Time constraints: Reworking some SAS functions to be done by R required a lot of effort of deconstructing SAS and constructing R. Both leaders and users had time constraints.
Different learning styles and levels of knowledge: SAS users had spent years learning data steps. R data management is completely different. It was hard for SAS users to learn R, and R users to learn SAS.
R support needed: SAS provides customer support, but that is not available with open source software like R. The organization needed to build its own R support desk. Compared to SAS, R's documentation is less standardized and comprehensive.
To integrate R into their shop, they took the following steps:
Committed funding: Divisional funding was committed to the project.
Identified R champions: This was a group of R users with expertise in R and SAS.
Set up an R server: Having an R server available increased enthusiasm and interest in R.
Rebuilt popular local SAS macros in R: These are the ones that were deconstructed and rebuilt in R. Many of these were for reporting. They took the opportunity to improve reporting when rebuilding these macros.
Developed integrated SAS and R training: Because they are now a combined shop, their training shows how to do the same tasks in SAS and R. They also hold events demonstrating R and providing online examples.
Set up an R helpdesk: This provides on-call, in-house R support. They maintain a distribution list and send out R tips.
Even after offering R as an alternative, many users chose to stay with SAS. The reasons the shop could not completely convert from R to SAS include the following:
Time and cost constraints: It was not possible to move all the small projects already in SAS over to R.
Data retrieval and ETL: R cannot handle big data like SAS. The SAS data steps provide the ability to control procedural data processing in SAS, and this is not possible in R.
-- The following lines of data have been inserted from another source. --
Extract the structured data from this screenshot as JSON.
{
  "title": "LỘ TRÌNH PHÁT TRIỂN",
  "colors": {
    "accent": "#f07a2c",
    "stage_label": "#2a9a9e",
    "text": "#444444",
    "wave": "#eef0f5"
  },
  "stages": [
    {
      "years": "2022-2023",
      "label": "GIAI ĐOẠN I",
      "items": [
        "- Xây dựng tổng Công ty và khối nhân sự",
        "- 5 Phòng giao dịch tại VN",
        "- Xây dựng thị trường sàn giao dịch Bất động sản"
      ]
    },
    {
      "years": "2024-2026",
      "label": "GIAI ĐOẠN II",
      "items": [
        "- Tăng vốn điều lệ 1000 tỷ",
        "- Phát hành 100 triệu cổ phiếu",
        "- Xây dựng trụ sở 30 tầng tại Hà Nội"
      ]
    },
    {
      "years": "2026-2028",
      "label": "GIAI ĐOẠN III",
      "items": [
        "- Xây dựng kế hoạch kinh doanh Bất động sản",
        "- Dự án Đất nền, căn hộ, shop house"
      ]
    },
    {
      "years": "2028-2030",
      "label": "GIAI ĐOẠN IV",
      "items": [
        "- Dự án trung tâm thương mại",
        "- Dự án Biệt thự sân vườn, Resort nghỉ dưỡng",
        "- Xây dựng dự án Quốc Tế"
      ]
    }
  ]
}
Analysis limitations: Certain tasks are much clumsier in R than in SAS. At the Mayo Clinic, they found that mixed effect models were much more challenging in R than in SAS.
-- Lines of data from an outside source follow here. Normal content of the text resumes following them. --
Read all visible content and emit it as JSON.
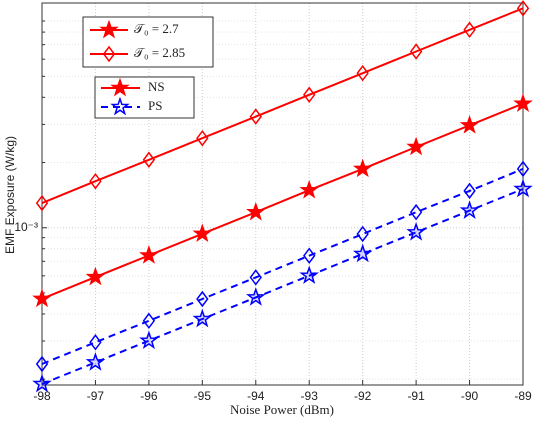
{
  "chart_data": {
    "type": "line",
    "x_label": "Noise Power (dBm)",
    "y_label": "EMF Exposure (W/kg)",
    "x": [
      -98,
      -97,
      -96,
      -95,
      -94,
      -93,
      -92,
      -91,
      -90,
      -89
    ],
    "xlim": [
      -98,
      -89
    ],
    "xticks": [
      -98,
      -97,
      -96,
      -95,
      -94,
      -93,
      -92,
      -91,
      -90,
      -89
    ],
    "ylim": [
      0.000188,
      0.0109
    ],
    "yticks": [
      {
        "value": 0.001,
        "label": "10⁻³"
      }
    ],
    "yminorticks": [
      0.0002,
      0.0003,
      0.0004,
      0.0005,
      0.0006,
      0.0007,
      0.0008,
      0.0009,
      0.002,
      0.003,
      0.004,
      0.005,
      0.006,
      0.007,
      0.008,
      0.009
    ],
    "log_y": true,
    "grid": true,
    "series": [
      {
        "color": "#ff0000",
        "dash": false,
        "marker": "star",
        "filled": true,
        "values": [
          0.00047,
          0.000592,
          0.000745,
          0.000938,
          0.00118,
          0.00149,
          0.00187,
          0.00236,
          0.00297,
          0.00374
        ]
      },
      {
        "color": "#ff0000",
        "dash": false,
        "marker": "diamond",
        "filled": false,
        "values": [
          0.0013,
          0.00164,
          0.00206,
          0.00259,
          0.00326,
          0.00411,
          0.00517,
          0.00651,
          0.0082,
          0.0103
        ]
      },
      {
        "color": "#0000ff",
        "dash": true,
        "marker": "diamond",
        "filled": false,
        "values": [
          0.000235,
          0.000296,
          0.000372,
          0.000469,
          0.00059,
          0.000743,
          0.000936,
          0.00118,
          0.00148,
          0.00187
        ]
      },
      {
        "color": "#0000ff",
        "dash": true,
        "marker": "star",
        "filled": true,
        "values": [
          0.00019,
          0.000239,
          0.000301,
          0.000379,
          0.000477,
          0.000601,
          0.000757,
          0.000953,
          0.0012,
          0.00151
        ]
      }
    ],
    "legend_markers": [
      {
        "label": "𝒯₀ = 2.7",
        "color": "#ff0000",
        "marker": "star",
        "filled": true
      },
      {
        "label": "𝒯₀ = 2.85",
        "color": "#ff0000",
        "marker": "diamond",
        "filled": false
      }
    ],
    "legend_lines": [
      {
        "label": "NS",
        "color": "#ff0000",
        "dash": false,
        "marker": "star",
        "filled": true
      },
      {
        "label": "PS",
        "color": "#0000ff",
        "dash": true,
        "marker": "star",
        "filled": false
      }
    ]
  }
}
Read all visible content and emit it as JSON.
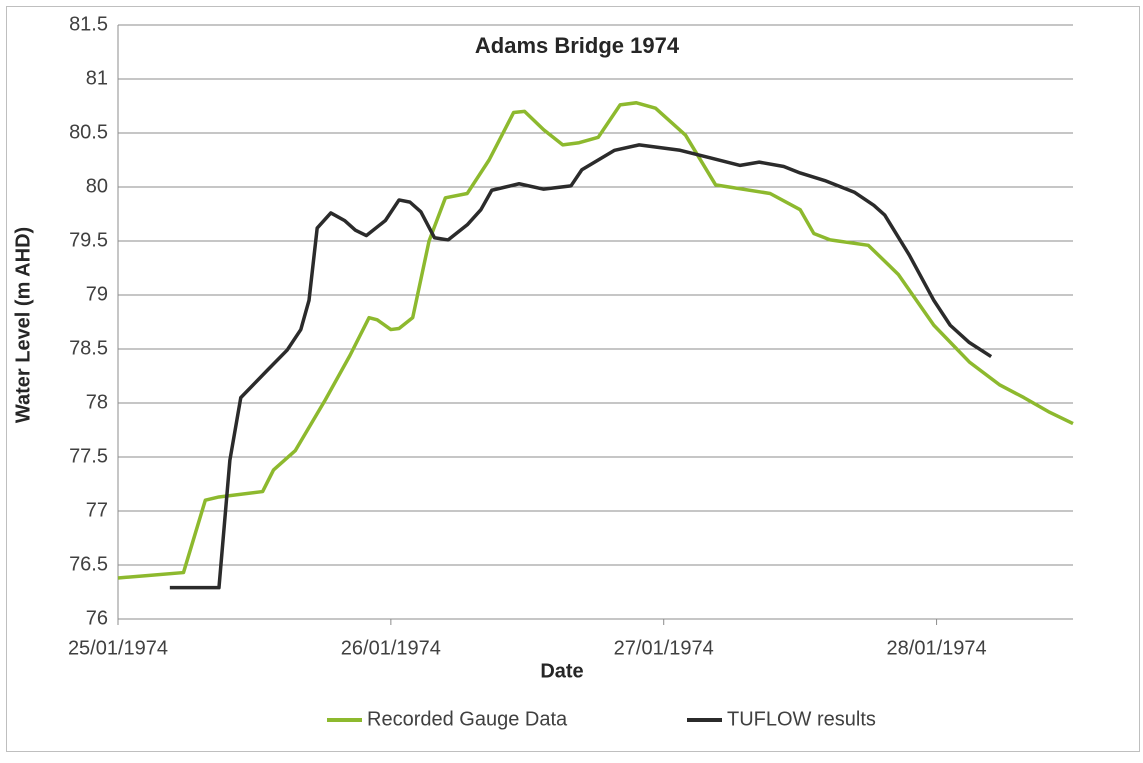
{
  "chart_data": {
    "type": "line",
    "title": "Adams Bridge 1974",
    "xlabel": "Date",
    "ylabel": "Water Level (m AHD)",
    "xlim": [
      27054,
      27057.5
    ],
    "xticks": [
      {
        "value": 27054,
        "label": "25/01/1974"
      },
      {
        "value": 27055,
        "label": "26/01/1974"
      },
      {
        "value": 27056,
        "label": "27/01/1974"
      },
      {
        "value": 27057,
        "label": "28/01/1974"
      }
    ],
    "ylim": [
      76,
      81.5
    ],
    "yticks": [
      76,
      76.5,
      77,
      77.5,
      78,
      78.5,
      79,
      79.5,
      80,
      80.5,
      81,
      81.5
    ],
    "grid": true,
    "legend": "bottom",
    "series": [
      {
        "name": "Recorded Gauge Data",
        "color": "#8db92e",
        "x": [
          27054,
          27054.1,
          27054.24,
          27054.32,
          27054.37,
          27054.53,
          27054.57,
          27054.65,
          27054.76,
          27054.85,
          27054.92,
          27054.95,
          27055,
          27055.03,
          27055.08,
          27055.14,
          27055.2,
          27055.28,
          27055.36,
          27055.45,
          27055.49,
          27055.56,
          27055.63,
          27055.69,
          27055.76,
          27055.84,
          27055.9,
          27055.97,
          27056.08,
          27056.19,
          27056.39,
          27056.5,
          27056.55,
          27056.61,
          27056.75,
          27056.86,
          27056.99,
          27057.12,
          27057.23,
          27057.32,
          27057.41,
          27057.5
        ],
        "values": [
          76.38,
          76.4,
          76.43,
          77.1,
          77.13,
          77.18,
          77.38,
          77.56,
          78.03,
          78.44,
          78.79,
          78.77,
          78.68,
          78.69,
          78.79,
          79.5,
          79.9,
          79.94,
          80.25,
          80.69,
          80.7,
          80.53,
          80.39,
          80.41,
          80.46,
          80.76,
          80.78,
          80.73,
          80.48,
          80.02,
          79.94,
          79.79,
          79.57,
          79.51,
          79.46,
          79.19,
          78.72,
          78.38,
          78.17,
          78.05,
          77.92,
          77.81
        ]
      },
      {
        "name": "TUFLOW results",
        "color": "#2b2b2b",
        "x": [
          27054.19,
          27054.37,
          27054.41,
          27054.45,
          27054.55,
          27054.62,
          27054.67,
          27054.7,
          27054.73,
          27054.78,
          27054.83,
          27054.87,
          27054.91,
          27054.98,
          27055.03,
          27055.07,
          27055.11,
          27055.16,
          27055.21,
          27055.28,
          27055.33,
          27055.37,
          27055.47,
          27055.56,
          27055.66,
          27055.7,
          27055.82,
          27055.91,
          27056.06,
          27056.17,
          27056.28,
          27056.35,
          27056.44,
          27056.5,
          27056.59,
          27056.7,
          27056.77,
          27056.81,
          27056.9,
          27056.99,
          27057.05,
          27057.12,
          27057.2
        ],
        "values": [
          76.29,
          76.29,
          77.47,
          78.05,
          78.31,
          78.49,
          78.68,
          78.95,
          79.62,
          79.76,
          79.69,
          79.6,
          79.55,
          79.69,
          79.88,
          79.86,
          79.77,
          79.53,
          79.51,
          79.65,
          79.79,
          79.97,
          80.03,
          79.98,
          80.01,
          80.16,
          80.34,
          80.39,
          80.34,
          80.27,
          80.2,
          80.23,
          80.19,
          80.13,
          80.06,
          79.95,
          79.83,
          79.74,
          79.37,
          78.95,
          78.72,
          78.56,
          78.43
        ]
      }
    ]
  }
}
One of the overall benefits of this effort was that it opened the larger conversation behind what skills will be needed among analysts in the division in the future. These considerations run parallel to the consideration as to what SAS and non-SAS components will be used in the data system in the near future, what roles they will play, how they will be supported, and how they will work together to improve the user experience.
Connecting to Snowflake
As data gets bigger and bigger, new solutions have been developed to store data in the cloud. Microsoft Azure and Amazon Web Services (AWS) are cloud services to help move business operations to the cloud. Snowflake (https://www.snowflake.com/) is a relatively new cloud data platform that runs on Microsoft Azure and AWS and may run on other cloud services in the future.
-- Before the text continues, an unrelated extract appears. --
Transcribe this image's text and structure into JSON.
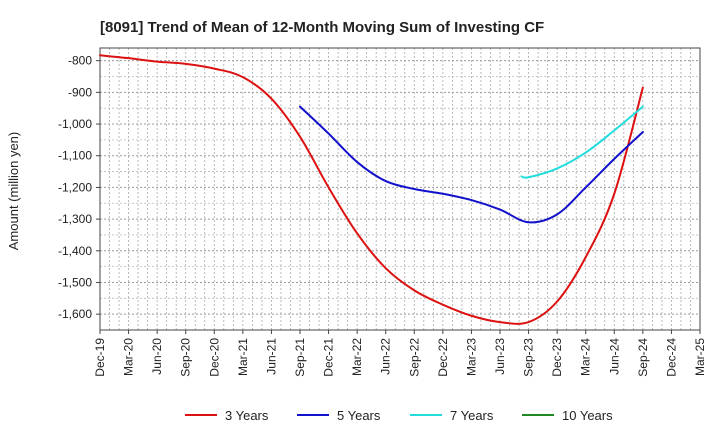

Snowflake enables a programmer to make a virtual data warehouse with little cost, thus solving a data storage problem. However, data still needs to be accessed to be analyzed. Therefore, SAS upgraded its SAS/Access component to now be able to connect directly to Snowflake.
SAS documentation about connecting to Snowflake indicates that Snowflake uses SQL as its query language. Both PROC SQL
and regular SAS functions can be passed to Snowflake, but there are cases where SAS and Snowflake function names conflict. Further more, careful settings of options and code tuning are needed to improve I/O from SAS to Snowflake.
Although products like Snowflake can solve the big data storage problem, the issue with SAS will always be I/O. Using the newest and most appropriate technology along with the most efficient coding approaches will always be the best strategy for dealing with the data warehousing of big data in SAS.